You’re not getting these details anywhere else—this is thoughtful, fascinating, insightful details into a theoretical realm of possibility that should excite every living person on the planet. What a trip, just to consider the subjective time-dilation increased mental processing speed would engender; that near light-speed travel might feel to an AI what air travel does to me and you gives me chills.

This is what I mean when I call Superintelligence an impressive feat; I cannot name another book that spits out so much irksome social theory that I would still recommend without caveat. The chains of logic are so clear and smart; it crafts a space to dislike the premise yet love the process. And—as the book itself makes clear—it may believe what it posits, but it doesn’t need you to; Superintelligence just wants people to start talking about the issue:

It may be reasonable to believe that human-level machine intelligence has a fairly sizeable chance of being developed by mid-century, and that it has a non-trivial chance of being developed considerably sooner or much later; that is might perhaps fairly soon thereafter result in superintelligence; and that a wide range of outcomes may have a significant chance of occurring, including extremely good outcomes and outcomes that are as bad as human extinction. At the very least, they suggest that the topic is worth a closer look.
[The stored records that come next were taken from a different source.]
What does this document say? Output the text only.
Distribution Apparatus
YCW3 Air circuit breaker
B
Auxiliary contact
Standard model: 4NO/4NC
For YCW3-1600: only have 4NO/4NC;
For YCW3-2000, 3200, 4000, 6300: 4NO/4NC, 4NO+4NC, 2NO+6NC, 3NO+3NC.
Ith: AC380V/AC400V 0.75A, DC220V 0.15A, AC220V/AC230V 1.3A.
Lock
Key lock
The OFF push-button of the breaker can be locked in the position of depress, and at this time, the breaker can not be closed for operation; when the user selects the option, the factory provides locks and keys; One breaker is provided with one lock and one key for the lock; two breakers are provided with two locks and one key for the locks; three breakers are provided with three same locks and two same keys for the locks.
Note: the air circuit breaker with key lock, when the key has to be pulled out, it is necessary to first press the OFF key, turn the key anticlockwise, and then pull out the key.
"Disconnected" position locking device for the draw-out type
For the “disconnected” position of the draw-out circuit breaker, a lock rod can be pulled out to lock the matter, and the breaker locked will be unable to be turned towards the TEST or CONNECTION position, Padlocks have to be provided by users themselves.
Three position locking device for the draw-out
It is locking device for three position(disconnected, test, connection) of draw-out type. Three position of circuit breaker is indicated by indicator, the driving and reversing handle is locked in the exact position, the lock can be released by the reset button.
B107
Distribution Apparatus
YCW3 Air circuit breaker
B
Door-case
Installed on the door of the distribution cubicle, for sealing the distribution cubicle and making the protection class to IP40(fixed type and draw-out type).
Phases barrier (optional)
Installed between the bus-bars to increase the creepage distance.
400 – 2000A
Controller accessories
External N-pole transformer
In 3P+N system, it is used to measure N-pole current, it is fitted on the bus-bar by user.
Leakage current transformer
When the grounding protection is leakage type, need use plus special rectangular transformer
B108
AI social control is worth a look, as is this book. Even if you, like me, do not agree with basically any of the negative proscriptive baselines, you will still learn things. They may not be party-trick bon mots or hard facts and figures to plunk into your next PowerPoint, but you will learn a system to interpret your own thoughts about Artificial Intelligence. Once I began to appreciate the style of Superintelligence, my previous nit-picking fell away; I stopped reading closely in preparation for an eviscerating review and began reading closely for the sake of the text itself:

One sympathizes with John McCarthy, who lamented: “As soon as it works, no one calls it AI anymore.

Superintelligence, then, cannot be called AI. Because it works.